4. Budaya kerja tanpa dinding pembatas

Lingkungan kerja tanpa terdapatnya dinding pembatas bakal menciptakan budaya kerja tim yang lebih baik. Kantor yang melewatkan ruangannya terbuka tanpa bilik bakal menyebabkan karyawannya dapat berbicara antara satu serupa lain dengan bebas. Lingkungan kerja semacam ini juga kebanyakan punya area istirahat dengan yang menyebabkan karyawan makin membaur dan menghalau jarak antar divisi. Selain area kerja tanpa pembatas, Anda juga dapat mengadakan acara team building di kantor untuk menambah stimulan bekerjasama dan saling menghargai.

5. Budaya kerja tim

Budaya kerja tim bakal sangat mungkin tiap tiap orang untuk bekerja secara individu dengan selamanya fokus terhadap kesuksesan sebagai sebuah tim. Lingkungan semacam ini kebanyakan bakal pilih obyek tim dan sangat mungkin tiap tiap orang bekerja serupa didalam grup yang lebih kecil untuk selesaikan tugas kelompok. Karyawan bakal lebih fokus untuk menambah mutu kerja individu demi kesuksesan bersama.

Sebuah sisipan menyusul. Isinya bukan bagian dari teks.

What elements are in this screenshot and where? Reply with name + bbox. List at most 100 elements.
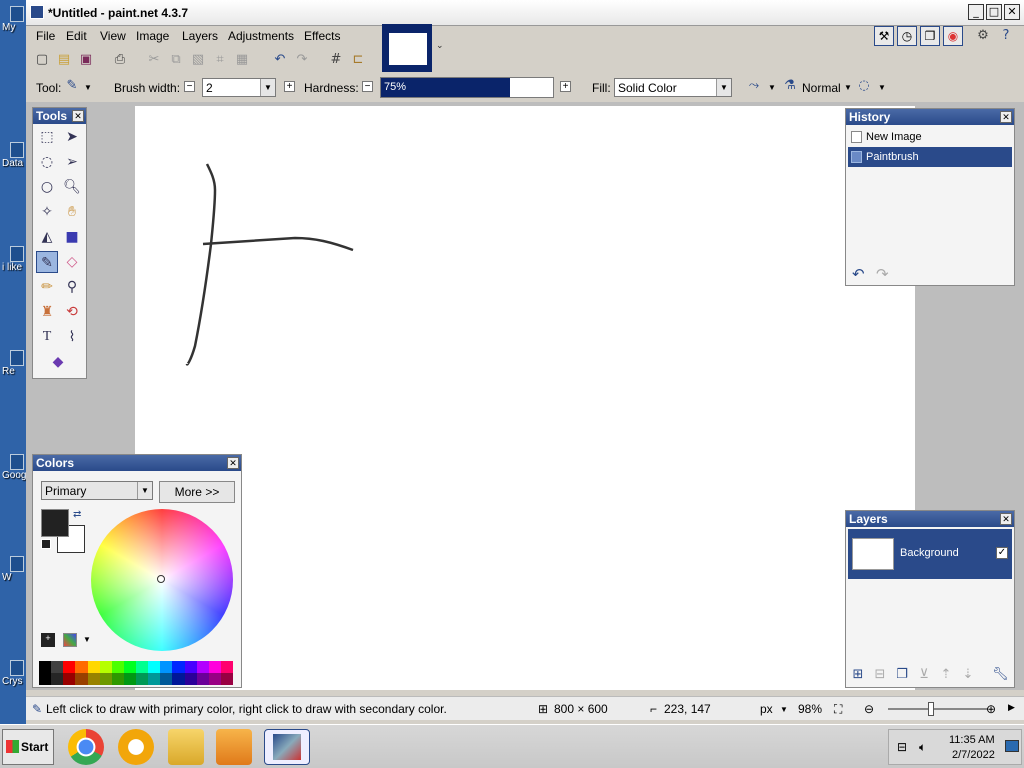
history-item-new-image[interactable]: New Image: [848, 127, 1012, 147]
image-thumbnail-tab[interactable]: [382, 24, 432, 72]
palette-swatch[interactable]: [196, 661, 209, 673]
more-colors-button[interactable]: More >>: [159, 481, 235, 503]
minimize-button[interactable]: _: [968, 4, 984, 20]
grid-icon[interactable]: #: [328, 52, 344, 68]
close-icon[interactable]: ✕: [227, 457, 239, 469]
palette-swatch[interactable]: [51, 661, 64, 673]
history-panel-header[interactable]: History ✕: [846, 109, 1014, 125]
color-wheel-cursor[interactable]: [157, 575, 165, 583]
drawing-canvas[interactable]: [135, 106, 915, 690]
palette-swatch[interactable]: [51, 673, 64, 685]
zoom-to-window-icon[interactable]: ⛶: [834, 702, 842, 717]
menu-file[interactable]: File: [36, 29, 55, 43]
palette-swatch[interactable]: [172, 661, 185, 673]
network-icon[interactable]: ⊟: [897, 740, 907, 754]
open-folder-icon[interactable]: ▤: [56, 52, 72, 68]
desktop-icon[interactable]: Crys: [0, 660, 26, 687]
palette-swatch[interactable]: [99, 673, 112, 685]
palette-swatch[interactable]: [148, 673, 161, 685]
colors-panel-header[interactable]: Colors ✕: [33, 455, 241, 471]
copy-icon[interactable]: ⧉: [168, 52, 184, 68]
move-layer-down-icon[interactable]: ⇣: [960, 667, 976, 683]
chevron-down-icon[interactable]: ▼: [780, 705, 788, 714]
layers-window-toggle-icon[interactable]: ❐: [920, 26, 940, 46]
brush-width-increase-button[interactable]: +: [284, 81, 295, 92]
hardness-slider[interactable]: 75%: [380, 77, 554, 98]
chevron-down-icon[interactable]: ▼: [716, 79, 731, 96]
palette-menu-icon[interactable]: [63, 633, 77, 647]
palette-swatch[interactable]: [87, 661, 100, 673]
desktop-icon[interactable]: i like: [0, 246, 26, 273]
settings-gear-icon[interactable]: ⚙: [975, 28, 991, 44]
tools-window-toggle-icon[interactable]: ⚒: [874, 26, 894, 46]
palette-swatch[interactable]: [111, 673, 124, 685]
rectangle-select-icon[interactable]: ⬚: [36, 126, 58, 148]
zoom-out-icon[interactable]: ⊖: [864, 702, 874, 716]
scroll-right-icon[interactable]: ▶: [1008, 702, 1015, 713]
close-icon[interactable]: ✕: [1000, 513, 1012, 525]
deselect-icon[interactable]: ▦: [234, 52, 250, 68]
save-icon[interactable]: ▣: [78, 52, 94, 68]
chevron-down-icon[interactable]: ▼: [768, 83, 776, 92]
brush-width-input[interactable]: 2 ▼: [202, 78, 276, 97]
palette-swatch[interactable]: [172, 673, 185, 685]
undo-icon[interactable]: ↶: [852, 265, 865, 283]
start-button[interactable]: Start: [2, 729, 54, 765]
primary-color-swatch[interactable]: [41, 509, 69, 537]
crop-icon[interactable]: ⌗: [212, 52, 228, 68]
palette-swatch[interactable]: [208, 661, 221, 673]
shapes-icon[interactable]: ◆: [47, 351, 69, 373]
print-icon[interactable]: ⎙: [112, 52, 128, 68]
zoom-slider-track[interactable]: [888, 708, 988, 710]
menu-edit[interactable]: Edit: [66, 29, 87, 43]
new-file-icon[interactable]: ▢: [34, 52, 50, 68]
hardness-decrease-button[interactable]: −: [362, 81, 373, 92]
desktop-icon[interactable]: Goog: [0, 454, 26, 481]
menu-layers[interactable]: Layers: [182, 29, 218, 43]
color-mode-select[interactable]: Primary ▼: [41, 481, 153, 500]
palette-swatch[interactable]: [99, 661, 112, 673]
blend-mode-value[interactable]: Normal: [802, 81, 841, 95]
move-selected-icon[interactable]: ➤: [61, 126, 83, 148]
palette-swatch[interactable]: [123, 673, 136, 685]
layer-row-background[interactable]: Background ✓: [848, 529, 1012, 579]
undo-icon[interactable]: ↶: [272, 52, 288, 68]
ellipse-select-icon[interactable]: ○: [36, 176, 58, 198]
recolor-icon[interactable]: ⟲: [61, 301, 83, 323]
palette-swatch[interactable]: [136, 661, 149, 673]
menu-view[interactable]: View: [100, 29, 126, 43]
palette-swatch[interactable]: [220, 673, 233, 685]
palette-swatch[interactable]: [160, 673, 173, 685]
close-icon[interactable]: ✕: [72, 110, 84, 122]
palette-swatch[interactable]: [160, 661, 173, 673]
palette-swatch[interactable]: [184, 673, 197, 685]
ruler-icon[interactable]: ⊏: [350, 52, 366, 68]
move-selection-icon[interactable]: ➢: [61, 151, 83, 173]
title-bar[interactable]: *Untitled - paint.net 4.3.7 _ □ ✕: [26, 0, 1024, 26]
palette-swatch[interactable]: [136, 673, 149, 685]
browser-icon[interactable]: [118, 729, 154, 765]
gradient-icon[interactable]: ■: [61, 226, 83, 248]
text-tool-icon[interactable]: T: [36, 326, 58, 348]
zoom-in-icon[interactable]: ⊕: [986, 702, 996, 716]
desktop-icon[interactable]: My: [0, 6, 26, 33]
menu-adjustments[interactable]: Adjustments: [228, 29, 294, 43]
paste-icon[interactable]: ▧: [190, 52, 206, 68]
eraser-icon[interactable]: ◇: [61, 251, 83, 273]
pencil-icon[interactable]: ✏︎: [36, 276, 58, 298]
reset-colors-icon[interactable]: [41, 539, 51, 549]
close-icon[interactable]: ✕: [1000, 111, 1012, 123]
tools-panel-header[interactable]: Tools ✕: [33, 108, 86, 124]
chevron-down-icon[interactable]: ⌄: [436, 40, 444, 51]
show-desktop-icon[interactable]: [1005, 740, 1019, 752]
close-button[interactable]: ✕: [1004, 4, 1020, 20]
hardness-increase-button[interactable]: +: [560, 81, 571, 92]
history-window-toggle-icon[interactable]: ◷: [897, 26, 917, 46]
lasso-select-icon[interactable]: ◌: [36, 151, 58, 173]
chevron-down-icon[interactable]: ▼: [83, 635, 91, 644]
duplicate-layer-icon[interactable]: ❐: [894, 667, 910, 683]
chevron-down-icon[interactable]: ▼: [260, 79, 275, 96]
palette-swatch[interactable]: [63, 661, 76, 673]
clone-stamp-icon[interactable]: ♜: [36, 301, 58, 323]
layers-panel-header[interactable]: Layers ✕: [846, 511, 1014, 527]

6. Budaya kerja skeptis terbuka

Dalam budaya kerja ini, seluruh perihal dapat dipertanyakan. Semua karyawan didorong untuk selamanya skeptis dan mempertanyakan banyak hal. Tidak ada orang yang bakal menjadi was-was untuk ditegur gara-gara bertanya atau mengungkap idenya. Karyawan bakal menjadi bebas untuk mengungkap kejanggalan yang ia rasakan kala bekerja. Oleh gara-gara tiap tiap orang bebas dan berhak mengajukan pertanyaan, maka seluruh orang juga bakal lebih stimulan untuk bekerja bersama menggerakkan perusahaan sehingga makin maju.

7. Budaya kerja menggembirakan dengan unsur lelucon

Tidak melulu kudu nyata-nyata didalam berencana suatu perihal atau mengembangkan ide, unsur lelucon ternyata dapat membangkitkan kreatifitas dan stimulan seseorang didalam bekerja. Unsur ini juga bakal menegaskan kepada tiap karyawan bahwa perusahaan merangkul tiap tiap kreatifitas. Perusahaan-perusahaan di Silicon Valley kondang dengan memasukkan unsur ini didalam budaya mereka. Sebuah startup di sana pernah berharap karyawannya untuk melaksanakan parade di pusat kota dan mengimbuhkan tos terhadap sepuluh orang asing. Bukan sia-sia, kegiatan ini menyebabkan karyawan jelas bahwa di kala mereka tengah rentan, ada tim di belakang mereka yang bakal mendukung mereka dan tertawa bersama.

Tipe budaya kerja di atas dinilai berhasil didalam mendukung kemajuan perusahaan. Namun, tentu tidak seluruh orang sesuai dengan budaya kerja layaknya ini. Ketahuilah cara kerja Anda dan mengatur dengan lingkungan kerja sehingga Anda dapat terus produktif dan kreatif. Kalau di kantor Anda sendiri, budaya kerja layaknya apa yang diterapkan?